A collection of materials is assigned to each planet, chosen depending on the planet’s physical properties. The materials blend into each other, modulated by the type of geology for the planet being rendered. These material collections and their blending masks have undergone an overhaul for rocky planets in our Beyond – Chapter One update.
Above a certain LOD level of the planet surface patches, flat geometry is used with textures generated for the look, normals, and height of the terrain. This provides additional surface detail from orbit. However, it can lead to the surfaces looking flatter than they would be. To tackle this, each patch also generates lighting information used by it and its neighbors. The shapes of shadows that would be cast across the surface and regions that would appear brighter due to sub-surface scattering are provided through a bespoke patch generation system. Once the player is close enough to the surface, traditional shadowing techniques can take over.
Managing the Size
The secret is a development team with a lot of dedication to a game series they love and a strong sense of collaborative spirit. I’ve been working on Elite Dangerous since April 2013, others have been on since the even earlier days of the Kickstarter campaign, and we’re still here expanding what StellarForge and the game as a whole can offer.

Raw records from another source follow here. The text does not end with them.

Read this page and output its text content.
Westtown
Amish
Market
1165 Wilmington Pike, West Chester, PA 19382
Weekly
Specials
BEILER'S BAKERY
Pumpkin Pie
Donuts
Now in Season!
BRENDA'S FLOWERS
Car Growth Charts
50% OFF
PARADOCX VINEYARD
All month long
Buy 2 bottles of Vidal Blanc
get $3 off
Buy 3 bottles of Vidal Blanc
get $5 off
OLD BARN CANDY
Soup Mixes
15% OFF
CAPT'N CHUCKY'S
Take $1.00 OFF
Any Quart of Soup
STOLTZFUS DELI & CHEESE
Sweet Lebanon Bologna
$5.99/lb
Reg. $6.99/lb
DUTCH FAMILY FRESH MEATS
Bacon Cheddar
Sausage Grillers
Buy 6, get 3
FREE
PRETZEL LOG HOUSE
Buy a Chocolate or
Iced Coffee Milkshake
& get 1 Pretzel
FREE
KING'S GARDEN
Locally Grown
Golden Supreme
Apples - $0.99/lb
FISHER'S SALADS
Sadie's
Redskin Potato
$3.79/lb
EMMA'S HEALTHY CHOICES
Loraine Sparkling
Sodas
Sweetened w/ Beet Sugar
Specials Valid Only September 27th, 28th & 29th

Hierarchies of data and unique identifiers help keep things organized under the hood. Due to the procedural nature of the game, every object needs a unique identifier so that each client and the server knows you’re talking about the exact same object. A 64-bit integer number can store the x, y, z coordinate of a sector of space, the sector layer (sectors come as part of an eight-layer octree), the ID of the star-system within the sector and the ID of the body within the star-system. This is the result of careful tuning of the sizes of the sectors and the number of things each one can generate.
This helps server and client know which astronomical location the player finds themselves in, what may be nearby, and which other players share this space.
Prioritised resource streaming systems mean that assets such as models and textures are only loaded in when required of the scene, when there is an available memory and when it is more important to the user that other potential items.
We have a suite of useful development and debugging tools as part of our in-house Cobra engine, which helps artists, designers, and programmers organize many disparate elements into a larger whole.
I’d like to emphasize, however, that our job is not done yet. There are still a lot of galactic content and mysteries that are being brought to life in Elite Dangerous!